Monday, August 28, 2006

Glasgow goes down in a cloud of smoke...

Electrical engineers preparing for the new cluster's arrival tomorrow touched one of the bus bars under the floor this afternoon. It promptly exploded in a cloud of oxidised copper. It seems that the plastic housing around the bus bar had become hot and had started to carbonise, shorting the circuit.

They have hacksawed off 20cm from the bus bar to shorten it away from the affected area.

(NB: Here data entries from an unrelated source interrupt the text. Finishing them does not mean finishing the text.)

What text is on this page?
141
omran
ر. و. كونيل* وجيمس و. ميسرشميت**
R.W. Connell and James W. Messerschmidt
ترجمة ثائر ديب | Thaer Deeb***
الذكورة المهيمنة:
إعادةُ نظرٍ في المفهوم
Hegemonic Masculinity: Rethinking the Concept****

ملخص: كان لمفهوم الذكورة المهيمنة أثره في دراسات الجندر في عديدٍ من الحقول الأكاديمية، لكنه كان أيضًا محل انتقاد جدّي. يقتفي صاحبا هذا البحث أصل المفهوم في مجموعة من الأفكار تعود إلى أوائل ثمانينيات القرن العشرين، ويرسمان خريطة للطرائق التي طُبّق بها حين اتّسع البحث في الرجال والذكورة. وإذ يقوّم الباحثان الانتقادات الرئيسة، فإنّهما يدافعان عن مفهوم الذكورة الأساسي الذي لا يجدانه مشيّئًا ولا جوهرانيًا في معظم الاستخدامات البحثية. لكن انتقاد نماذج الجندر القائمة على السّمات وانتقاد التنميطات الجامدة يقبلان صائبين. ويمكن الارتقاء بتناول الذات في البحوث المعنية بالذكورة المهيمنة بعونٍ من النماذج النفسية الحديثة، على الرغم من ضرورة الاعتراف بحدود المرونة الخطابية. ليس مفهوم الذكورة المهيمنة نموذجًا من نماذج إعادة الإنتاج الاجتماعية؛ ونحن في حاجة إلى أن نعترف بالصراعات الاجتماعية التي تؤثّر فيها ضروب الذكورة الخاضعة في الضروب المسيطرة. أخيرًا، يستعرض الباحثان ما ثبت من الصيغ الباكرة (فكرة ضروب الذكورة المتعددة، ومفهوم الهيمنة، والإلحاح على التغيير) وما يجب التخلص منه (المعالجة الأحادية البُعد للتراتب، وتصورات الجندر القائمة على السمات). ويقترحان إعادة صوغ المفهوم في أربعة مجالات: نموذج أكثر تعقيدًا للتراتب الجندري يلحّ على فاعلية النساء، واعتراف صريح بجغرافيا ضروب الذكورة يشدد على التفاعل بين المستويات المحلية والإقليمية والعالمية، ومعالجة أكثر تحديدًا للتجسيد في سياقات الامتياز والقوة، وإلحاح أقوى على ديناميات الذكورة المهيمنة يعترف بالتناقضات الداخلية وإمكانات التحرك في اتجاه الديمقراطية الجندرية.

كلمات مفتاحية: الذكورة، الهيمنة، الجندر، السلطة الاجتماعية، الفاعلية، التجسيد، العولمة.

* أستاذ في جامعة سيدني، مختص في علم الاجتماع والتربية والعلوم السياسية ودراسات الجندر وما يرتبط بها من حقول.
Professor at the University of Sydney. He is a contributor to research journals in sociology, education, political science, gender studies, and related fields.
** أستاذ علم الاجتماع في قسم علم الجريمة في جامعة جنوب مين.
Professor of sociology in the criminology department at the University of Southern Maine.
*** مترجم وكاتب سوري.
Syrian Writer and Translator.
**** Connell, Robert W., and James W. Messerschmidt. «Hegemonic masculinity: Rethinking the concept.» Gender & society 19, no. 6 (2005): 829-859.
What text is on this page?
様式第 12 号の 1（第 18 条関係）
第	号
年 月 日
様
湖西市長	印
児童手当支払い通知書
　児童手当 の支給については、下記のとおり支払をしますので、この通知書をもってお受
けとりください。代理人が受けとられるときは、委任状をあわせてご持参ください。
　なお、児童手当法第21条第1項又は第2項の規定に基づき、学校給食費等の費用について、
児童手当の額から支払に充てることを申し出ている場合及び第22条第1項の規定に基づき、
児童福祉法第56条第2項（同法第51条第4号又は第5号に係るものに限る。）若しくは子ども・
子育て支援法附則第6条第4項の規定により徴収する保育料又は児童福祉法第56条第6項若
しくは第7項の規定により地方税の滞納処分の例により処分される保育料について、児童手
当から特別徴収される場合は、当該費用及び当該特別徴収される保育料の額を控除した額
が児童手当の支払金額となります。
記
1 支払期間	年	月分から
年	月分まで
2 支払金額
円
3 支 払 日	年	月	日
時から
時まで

Unfortunately they also managed to damage one of the circuit switches in the main distribution board. This means the 200A supply to the room is down until tomorrow. In addition the repair, tomorrow, to the old breaker (and it is old) is temporary - it will have to be taken down properly and replaced at a later date. More downtime.

In the meantime I managed to move all of the remaining bits of scotgrid-gla onto the unaffected wall sockets and limp back up (lost all the jobs, of course). All the WNs came up without the DHCP server being alive, so they all needed rebooted to pick up their IP addresses. Also discovered that the NAT box (grid01) did not have IP forwarding enabled by default - yet another fiddly bit it's hard to test.

Unfortunately, after coming home, I realised that ssh on the CE didn't come back up properly (the current cluster arrangements are somewhat ad hoc, at best). So we're down until I can fix that tomorrow morning.

1 comment:

Graeme Stewart said...

So the ssh issue turned out to be a bad GSSAPI option which had been left in sshd_config! After that we started to run fine.

I am impressed at LHCb - still in downtime, up for less and 15 minutes and they've already got 20 jobs running!